The warm, humid, subterranean environments where ants and termites thrive are also perfect for microbial growth. Social insects, which can live in groups of thousands and even millions of individuals in a single nest, have evolved group behaviors to protect each other and the entire colony from disease, says Rosengaus. These behaviors just aren’t effective outside of a large social network.

When an ant or termite returns to the nest with some sort of harmful microbe clinging to its exoskeleton, their nestmates will groom it furiously. Some termites have antifungal compounds in their saliva to kill the pathogen, and ingested microbes are either neutralized in the stomach or, in ants, trapped in a sieve-like structure in the throat, where they can be compressed into a pellet and later vomited.

The warm, humid, subterranean environments where ants and termites thrive are also perfect for microbial growth. Photos by Matthew Modoono / Northeastern University

This somewhat disturbing picture is only the first step in a complex and highly effective pathogen defense system. From here on it just gets weird.

When a termite returns with a fungal load too high to effectively lick, behavior changes. All infected termites begin to tremble and twitch as if they are in some kind of ritualized plague dance to tell everyone else to retreat.

“The nest mates who perceive the vibrations actually flee; They go far away from the source of the vibration, ”says Rosengaus. “So this is another way of telling another member of the colony that there are a lot of diseases here. Just go away.”

The healthy individuals can also start pooping near a diseased termite. How could that possibly help, you ask? It turns out that compounds in termite poop can kill pathogens.

“The research we did showed that the fecal material actually had antifungal properties,” says Rosengaus. “They poop all over the area when there are a lot of infectious particles, and by pooping on it, they cover it and deactivate it with the feces.”

Termites are voracious eaters. This birch trunk used to be solid, but after a few months with a termite colony it is just a circle of empty bark. Photo by Matthew Modoono / Northeastern University

And when that doesn’t work, there is always cannibalism.

“If you are too deep in the disease instead of allowing you to make everyone in the colony sick, they will only consume you,” says Rosengaus.

It makes physical distancing and wearing masks seem downright comfortable in comparison.

When a pathogen overcomes this behavioral protection, social insects also have an immune system that can fight off infection or encapsulate and neutralize invading microbes. And if, in some cases, they trigger an immune response, they can share it.

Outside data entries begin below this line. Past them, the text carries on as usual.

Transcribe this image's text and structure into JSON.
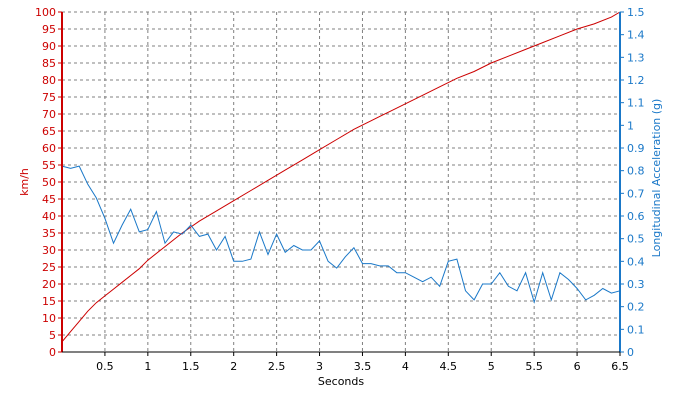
{
  "chart_data": {
    "type": "line",
    "xlabel": "Seconds",
    "xlim": [
      0,
      6.5
    ],
    "x_ticks": [
      "0.5",
      "1",
      "1.5",
      "2",
      "2.5",
      "3",
      "3.5",
      "4",
      "4.5",
      "5",
      "5.5",
      "6",
      "6.5"
    ],
    "y_left": {
      "label": "km/h",
      "lim": [
        0,
        100
      ],
      "ticks": [
        "0",
        "5",
        "10",
        "15",
        "20",
        "25",
        "30",
        "35",
        "40",
        "45",
        "50",
        "55",
        "60",
        "65",
        "70",
        "75",
        "80",
        "85",
        "90",
        "95",
        "100"
      ],
      "color": "#cc0000"
    },
    "y_right": {
      "label": "Longitudinal Acceleration (g)",
      "lim": [
        0,
        1.5
      ],
      "ticks": [
        "0",
        "0.1",
        "0.2",
        "0.3",
        "0.4",
        "0.5",
        "0.6",
        "0.7",
        "0.8",
        "0.9",
        "1",
        "1.1",
        "1.2",
        "1.3",
        "1.4",
        "1.5"
      ],
      "color": "#1a78c8"
    },
    "grid": true,
    "series": [
      {
        "axis": "left",
        "color": "#cc0000",
        "x": [
          0,
          0.1,
          0.2,
          0.3,
          0.4,
          0.5,
          0.6,
          0.7,
          0.8,
          0.9,
          1.0,
          1.2,
          1.4,
          1.6,
          1.8,
          2.0,
          2.2,
          2.4,
          2.6,
          2.8,
          3.0,
          3.2,
          3.4,
          3.6,
          3.8,
          4.0,
          4.2,
          4.4,
          4.6,
          4.8,
          5.0,
          5.2,
          5.4,
          5.6,
          5.8,
          6.0,
          6.2,
          6.4,
          6.5
        ],
        "values": [
          3,
          6,
          9,
          12,
          14.5,
          16.5,
          18.5,
          20.5,
          22.5,
          24.5,
          27,
          31,
          35,
          38.5,
          41.5,
          44.5,
          47.5,
          50.5,
          53.5,
          56.5,
          59.5,
          62.5,
          65.5,
          68,
          70.5,
          73,
          75.5,
          78,
          80.5,
          82.5,
          85,
          87,
          89,
          91,
          93,
          95,
          96.5,
          98.5,
          100
        ]
      },
      {
        "axis": "right",
        "color": "#1a78c8",
        "x": [
          0,
          0.1,
          0.2,
          0.3,
          0.4,
          0.5,
          0.6,
          0.7,
          0.8,
          0.9,
          1.0,
          1.1,
          1.2,
          1.3,
          1.4,
          1.5,
          1.6,
          1.7,
          1.8,
          1.9,
          2.0,
          2.1,
          2.2,
          2.3,
          2.4,
          2.5,
          2.6,
          2.7,
          2.8,
          2.9,
          3.0,
          3.1,
          3.2,
          3.3,
          3.4,
          3.5,
          3.6,
          3.7,
          3.8,
          3.9,
          4.0,
          4.1,
          4.2,
          4.3,
          4.4,
          4.5,
          4.6,
          4.7,
          4.8,
          4.9,
          5.0,
          5.1,
          5.2,
          5.3,
          5.4,
          5.5,
          5.6,
          5.7,
          5.8,
          5.9,
          6.0,
          6.1,
          6.2,
          6.3,
          6.4,
          6.5
        ],
        "values": [
          0.82,
          0.81,
          0.82,
          0.74,
          0.68,
          0.59,
          0.48,
          0.56,
          0.63,
          0.53,
          0.54,
          0.62,
          0.48,
          0.53,
          0.52,
          0.56,
          0.51,
          0.52,
          0.45,
          0.51,
          0.4,
          0.4,
          0.41,
          0.53,
          0.43,
          0.52,
          0.44,
          0.47,
          0.45,
          0.45,
          0.49,
          0.4,
          0.37,
          0.42,
          0.46,
          0.39,
          0.39,
          0.38,
          0.38,
          0.35,
          0.35,
          0.33,
          0.31,
          0.33,
          0.29,
          0.4,
          0.41,
          0.27,
          0.23,
          0.3,
          0.3,
          0.35,
          0.29,
          0.27,
          0.35,
          0.22,
          0.35,
          0.23,
          0.35,
          0.32,
          0.28,
          0.23,
          0.25,
          0.28,
          0.26,
          0.27
        ]
      }
    ]
  }
}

Imagine if you could get a vaccine that protects you from measles, for example, and then pass on your immunity to your partner through a French kiss. That’s essentially what carpenter ants do.

Social insects such as termites can live in groups of thousands and even millions of individuals in a single nest. They have developed several strategies to protect their colony from disease. Photos by Matthew Modoono / Northeastern University

Rosengaus and her colleagues found that infected carpenter ants produce an immune protein that helps them fight off disease. And the immune protein can be passed on to uninfected ants through “mouth-to-mouth burping,” which prepares your immune system to fight off pathogens to which you have not yet been exposed.

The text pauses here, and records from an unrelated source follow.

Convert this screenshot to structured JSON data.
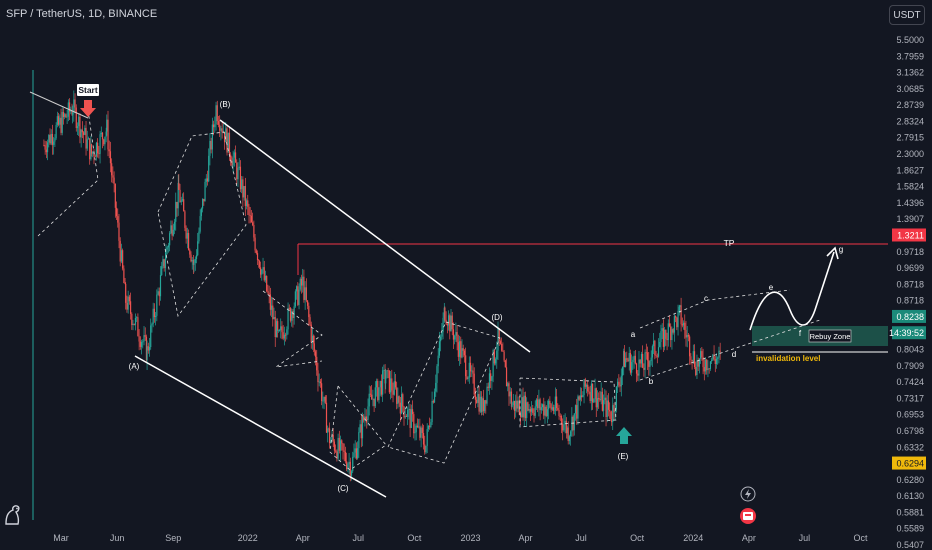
{
  "header": {
    "symbol_line": "SFP / TetherUS, 1D, BINANCE",
    "currency": "USDT"
  },
  "colors": {
    "background": "#131722",
    "up": "#26a69a",
    "down": "#ef5350",
    "white": "#ffffff",
    "tp_line": "#f23645",
    "current_tag": "#1b8a7a",
    "zone": "#1e5a4f",
    "invalidation": "#f0b90b"
  },
  "chart_data": {
    "type": "candlestick",
    "price_ticks": [
      "5.5000",
      "3.7959",
      "3.1362",
      "3.0685",
      "2.8739",
      "2.8324",
      "2.7915",
      "2.3000",
      "1.8627",
      "1.5824",
      "1.4396",
      "1.3907",
      "1.3211",
      "0.9718",
      "0.9699",
      "0.8718",
      "0.8718",
      "0.8238",
      "14:39:52",
      "0.8043",
      "0.7909",
      "0.7424",
      "0.7317",
      "0.6953",
      "0.6798",
      "0.6332",
      "0.6294",
      "0.6280",
      "0.6130",
      "0.5881",
      "0.5589",
      "0.5407"
    ],
    "highlighted_ticks": {
      "1.3211": "tp",
      "0.8238": "current",
      "14:39:52": "current",
      "0.6294": "yellow"
    },
    "time_labels": [
      "Mar",
      "Jun",
      "Sep",
      "2022",
      "Apr",
      "Jul",
      "Oct",
      "2023",
      "Apr",
      "Jul",
      "Oct",
      "2024",
      "Apr",
      "Jul",
      "Oct"
    ],
    "wave_labels": [
      "Start",
      "(B)",
      "(A)",
      "(C)",
      "(D)",
      "(E)",
      "a",
      "b",
      "c",
      "d",
      "e",
      "f",
      "g"
    ],
    "annotations": {
      "tp": "TP",
      "rebuy": "Rebuy Zone",
      "invalidation": "invalidation level"
    },
    "key_levels": {
      "tp": 1.3211,
      "current": 0.8238
    },
    "waypoints": [
      [
        "2021-02-01",
        2.4
      ],
      [
        "2021-03-20",
        2.9
      ],
      [
        "2021-04-20",
        2.3
      ],
      [
        "2021-05-15",
        2.6
      ],
      [
        "2021-06-15",
        1.1
      ],
      [
        "2021-07-20",
        0.85
      ],
      [
        "2021-08-20",
        1.4
      ],
      [
        "2021-09-10",
        1.9
      ],
      [
        "2021-10-05",
        1.3
      ],
      [
        "2021-11-10",
        2.9
      ],
      [
        "2021-12-20",
        2.0
      ],
      [
        "2022-01-20",
        1.35
      ],
      [
        "2022-02-20",
        0.9
      ],
      [
        "2022-04-01",
        1.2
      ],
      [
        "2022-04-20",
        0.85
      ],
      [
        "2022-05-15",
        0.55
      ],
      [
        "2022-06-20",
        0.48
      ],
      [
        "2022-07-15",
        0.64
      ],
      [
        "2022-08-15",
        0.75
      ],
      [
        "2022-10-20",
        0.53
      ],
      [
        "2022-11-20",
        1.05
      ],
      [
        "2023-01-20",
        0.64
      ],
      [
        "2023-02-15",
        0.9
      ],
      [
        "2023-03-10",
        0.65
      ],
      [
        "2023-05-20",
        0.64
      ],
      [
        "2023-06-10",
        0.57
      ],
      [
        "2023-07-10",
        0.72
      ],
      [
        "2023-08-20",
        0.62
      ],
      [
        "2023-09-10",
        0.82
      ],
      [
        "2023-10-10",
        0.79
      ],
      [
        "2023-12-10",
        1.02
      ],
      [
        "2024-01-05",
        0.8
      ],
      [
        "2024-02-15",
        0.8238
      ]
    ]
  }
}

“They share their immune protection,” says Rosengaus. “And then it makes the entire colony less susceptible to the disease.”

Social insects have evolved these diverse strategies to resist disease for millions and millions of years in order to survive life in environments with potentially deadly pathogens. Maybe it’s time we learned from them, says Rosengaus.

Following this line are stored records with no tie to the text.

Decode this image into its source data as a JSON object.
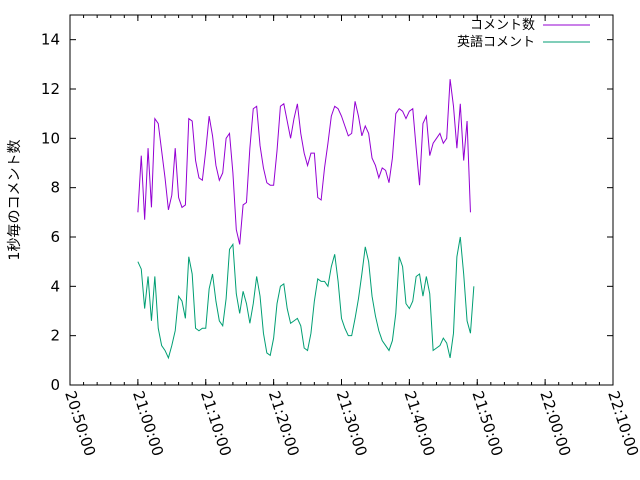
{
  "chart_data": {
    "type": "line",
    "title": "",
    "xlabel": "",
    "ylabel": "1秒毎のコメント数",
    "xlim": [
      "20:50:00",
      "22:10:00"
    ],
    "ylim": [
      0,
      15
    ],
    "x_ticks": [
      "20:50:00",
      "21:00:00",
      "21:10:00",
      "21:20:00",
      "21:30:00",
      "21:40:00",
      "21:50:00",
      "22:00:00",
      "22:10:00"
    ],
    "x_minor_tick_interval_seconds": 120,
    "y_ticks": [
      0,
      2,
      4,
      6,
      8,
      10,
      12,
      14
    ],
    "grid": false,
    "legend_position": "top-right",
    "series": [
      {
        "name": "コメント数",
        "color": "#9400d3",
        "points": [
          [
            "21:00:00",
            7.0
          ],
          [
            "21:00:30",
            9.3
          ],
          [
            "21:01:00",
            6.7
          ],
          [
            "21:01:30",
            9.6
          ],
          [
            "21:02:00",
            7.2
          ],
          [
            "21:02:30",
            10.8
          ],
          [
            "21:03:00",
            10.6
          ],
          [
            "21:03:30",
            9.5
          ],
          [
            "21:04:00",
            8.4
          ],
          [
            "21:04:30",
            7.1
          ],
          [
            "21:05:00",
            7.7
          ],
          [
            "21:05:30",
            9.6
          ],
          [
            "21:06:00",
            7.6
          ],
          [
            "21:06:30",
            7.2
          ],
          [
            "21:07:00",
            7.3
          ],
          [
            "21:07:30",
            10.8
          ],
          [
            "21:08:00",
            10.7
          ],
          [
            "21:08:30",
            9.1
          ],
          [
            "21:09:00",
            8.4
          ],
          [
            "21:09:30",
            8.3
          ],
          [
            "21:10:00",
            9.5
          ],
          [
            "21:10:30",
            10.9
          ],
          [
            "21:11:00",
            10.1
          ],
          [
            "21:11:30",
            8.9
          ],
          [
            "21:12:00",
            8.3
          ],
          [
            "21:12:30",
            8.6
          ],
          [
            "21:13:00",
            10.0
          ],
          [
            "21:13:30",
            10.2
          ],
          [
            "21:14:00",
            8.6
          ],
          [
            "21:14:30",
            6.3
          ],
          [
            "21:15:00",
            5.7
          ],
          [
            "21:15:30",
            7.3
          ],
          [
            "21:16:00",
            7.4
          ],
          [
            "21:16:30",
            9.6
          ],
          [
            "21:17:00",
            11.2
          ],
          [
            "21:17:30",
            11.3
          ],
          [
            "21:18:00",
            9.7
          ],
          [
            "21:18:30",
            8.8
          ],
          [
            "21:19:00",
            8.2
          ],
          [
            "21:19:30",
            8.1
          ],
          [
            "21:20:00",
            8.1
          ],
          [
            "21:20:30",
            9.5
          ],
          [
            "21:21:00",
            11.3
          ],
          [
            "21:21:30",
            11.4
          ],
          [
            "21:22:00",
            10.7
          ],
          [
            "21:22:30",
            10.0
          ],
          [
            "21:23:00",
            10.8
          ],
          [
            "21:23:30",
            11.4
          ],
          [
            "21:24:00",
            10.2
          ],
          [
            "21:24:30",
            9.4
          ],
          [
            "21:25:00",
            8.9
          ],
          [
            "21:25:30",
            9.4
          ],
          [
            "21:26:00",
            9.4
          ],
          [
            "21:26:30",
            7.6
          ],
          [
            "21:27:00",
            7.5
          ],
          [
            "21:27:30",
            8.8
          ],
          [
            "21:28:00",
            9.8
          ],
          [
            "21:28:30",
            10.9
          ],
          [
            "21:29:00",
            11.3
          ],
          [
            "21:29:30",
            11.2
          ],
          [
            "21:30:00",
            10.9
          ],
          [
            "21:30:30",
            10.5
          ],
          [
            "21:31:00",
            10.1
          ],
          [
            "21:31:30",
            10.2
          ],
          [
            "21:32:00",
            11.5
          ],
          [
            "21:32:30",
            10.9
          ],
          [
            "21:33:00",
            10.1
          ],
          [
            "21:33:30",
            10.5
          ],
          [
            "21:34:00",
            10.2
          ],
          [
            "21:34:30",
            9.2
          ],
          [
            "21:35:00",
            8.9
          ],
          [
            "21:35:30",
            8.4
          ],
          [
            "21:36:00",
            8.8
          ],
          [
            "21:36:30",
            8.7
          ],
          [
            "21:37:00",
            8.2
          ],
          [
            "21:37:30",
            9.2
          ],
          [
            "21:38:00",
            11.0
          ],
          [
            "21:38:30",
            11.2
          ],
          [
            "21:39:00",
            11.1
          ],
          [
            "21:39:30",
            10.8
          ],
          [
            "21:40:00",
            11.1
          ],
          [
            "21:40:30",
            11.2
          ],
          [
            "21:41:00",
            9.6
          ],
          [
            "21:41:30",
            8.1
          ],
          [
            "21:42:00",
            10.6
          ],
          [
            "21:42:30",
            10.9
          ],
          [
            "21:43:00",
            9.3
          ],
          [
            "21:43:30",
            9.8
          ],
          [
            "21:44:00",
            10.0
          ],
          [
            "21:44:30",
            10.2
          ],
          [
            "21:45:00",
            9.8
          ],
          [
            "21:45:30",
            10.0
          ],
          [
            "21:46:00",
            12.4
          ],
          [
            "21:46:30",
            11.3
          ],
          [
            "21:47:00",
            9.6
          ],
          [
            "21:47:30",
            11.4
          ],
          [
            "21:48:00",
            9.1
          ],
          [
            "21:48:30",
            10.7
          ],
          [
            "21:49:00",
            7.0
          ]
        ]
      },
      {
        "name": "英語コメント",
        "color": "#009e73",
        "points": [
          [
            "21:00:00",
            5.0
          ],
          [
            "21:00:30",
            4.7
          ],
          [
            "21:01:00",
            3.1
          ],
          [
            "21:01:30",
            4.4
          ],
          [
            "21:02:00",
            2.6
          ],
          [
            "21:02:30",
            4.4
          ],
          [
            "21:03:00",
            2.3
          ],
          [
            "21:03:30",
            1.6
          ],
          [
            "21:04:00",
            1.4
          ],
          [
            "21:04:30",
            1.1
          ],
          [
            "21:05:00",
            1.6
          ],
          [
            "21:05:30",
            2.2
          ],
          [
            "21:06:00",
            3.6
          ],
          [
            "21:06:30",
            3.4
          ],
          [
            "21:07:00",
            2.7
          ],
          [
            "21:07:30",
            5.2
          ],
          [
            "21:08:00",
            4.5
          ],
          [
            "21:08:30",
            2.3
          ],
          [
            "21:09:00",
            2.2
          ],
          [
            "21:09:30",
            2.3
          ],
          [
            "21:10:00",
            2.3
          ],
          [
            "21:10:30",
            3.9
          ],
          [
            "21:11:00",
            4.5
          ],
          [
            "21:11:30",
            3.4
          ],
          [
            "21:12:00",
            2.6
          ],
          [
            "21:12:30",
            2.4
          ],
          [
            "21:13:00",
            3.5
          ],
          [
            "21:13:30",
            5.5
          ],
          [
            "21:14:00",
            5.7
          ],
          [
            "21:14:30",
            3.7
          ],
          [
            "21:15:00",
            2.9
          ],
          [
            "21:15:30",
            3.8
          ],
          [
            "21:16:00",
            3.3
          ],
          [
            "21:16:30",
            2.5
          ],
          [
            "21:17:00",
            3.3
          ],
          [
            "21:17:30",
            4.4
          ],
          [
            "21:18:00",
            3.6
          ],
          [
            "21:18:30",
            2.1
          ],
          [
            "21:19:00",
            1.3
          ],
          [
            "21:19:30",
            1.2
          ],
          [
            "21:20:00",
            1.9
          ],
          [
            "21:20:30",
            3.3
          ],
          [
            "21:21:00",
            4.0
          ],
          [
            "21:21:30",
            4.1
          ],
          [
            "21:22:00",
            3.1
          ],
          [
            "21:22:30",
            2.5
          ],
          [
            "21:23:00",
            2.6
          ],
          [
            "21:23:30",
            2.7
          ],
          [
            "21:24:00",
            2.4
          ],
          [
            "21:24:30",
            1.5
          ],
          [
            "21:25:00",
            1.4
          ],
          [
            "21:25:30",
            2.1
          ],
          [
            "21:26:00",
            3.4
          ],
          [
            "21:26:30",
            4.3
          ],
          [
            "21:27:00",
            4.2
          ],
          [
            "21:27:30",
            4.2
          ],
          [
            "21:28:00",
            4.0
          ],
          [
            "21:28:30",
            4.8
          ],
          [
            "21:29:00",
            5.3
          ],
          [
            "21:29:30",
            4.2
          ],
          [
            "21:30:00",
            2.7
          ],
          [
            "21:30:30",
            2.3
          ],
          [
            "21:31:00",
            2.0
          ],
          [
            "21:31:30",
            2.0
          ],
          [
            "21:32:00",
            2.7
          ],
          [
            "21:32:30",
            3.5
          ],
          [
            "21:33:00",
            4.5
          ],
          [
            "21:33:30",
            5.6
          ],
          [
            "21:34:00",
            5.0
          ],
          [
            "21:34:30",
            3.6
          ],
          [
            "21:35:00",
            2.8
          ],
          [
            "21:35:30",
            2.2
          ],
          [
            "21:36:00",
            1.8
          ],
          [
            "21:36:30",
            1.6
          ],
          [
            "21:37:00",
            1.4
          ],
          [
            "21:37:30",
            1.8
          ],
          [
            "21:38:00",
            2.9
          ],
          [
            "21:38:30",
            5.2
          ],
          [
            "21:39:00",
            4.8
          ],
          [
            "21:39:30",
            3.3
          ],
          [
            "21:40:00",
            3.1
          ],
          [
            "21:40:30",
            3.4
          ],
          [
            "21:41:00",
            4.4
          ],
          [
            "21:41:30",
            4.5
          ],
          [
            "21:42:00",
            3.6
          ],
          [
            "21:42:30",
            4.4
          ],
          [
            "21:43:00",
            3.7
          ],
          [
            "21:43:30",
            1.4
          ],
          [
            "21:44:00",
            1.5
          ],
          [
            "21:44:30",
            1.6
          ],
          [
            "21:45:00",
            1.9
          ],
          [
            "21:45:30",
            1.7
          ],
          [
            "21:46:00",
            1.1
          ],
          [
            "21:46:30",
            2.1
          ],
          [
            "21:47:00",
            5.2
          ],
          [
            "21:47:30",
            6.0
          ],
          [
            "21:48:00",
            4.5
          ],
          [
            "21:48:30",
            2.6
          ],
          [
            "21:49:00",
            2.1
          ],
          [
            "21:49:30",
            4.0
          ]
        ]
      }
    ]
  }
}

“Imagine if you could only vaccinate one person in the household, and that person then creates an immune response that is transferable to family members,” says Rosengaus. “That could definitely improve vaccination compliance.”

Will it be about spitting food in someone else’s mouth?

“Well, there are worse ways to get socially vaccinated,” says Rosengaus. “You could potentially eat corpses to expose yourself to small amounts of a pathogen and try to develop an immune response that way.”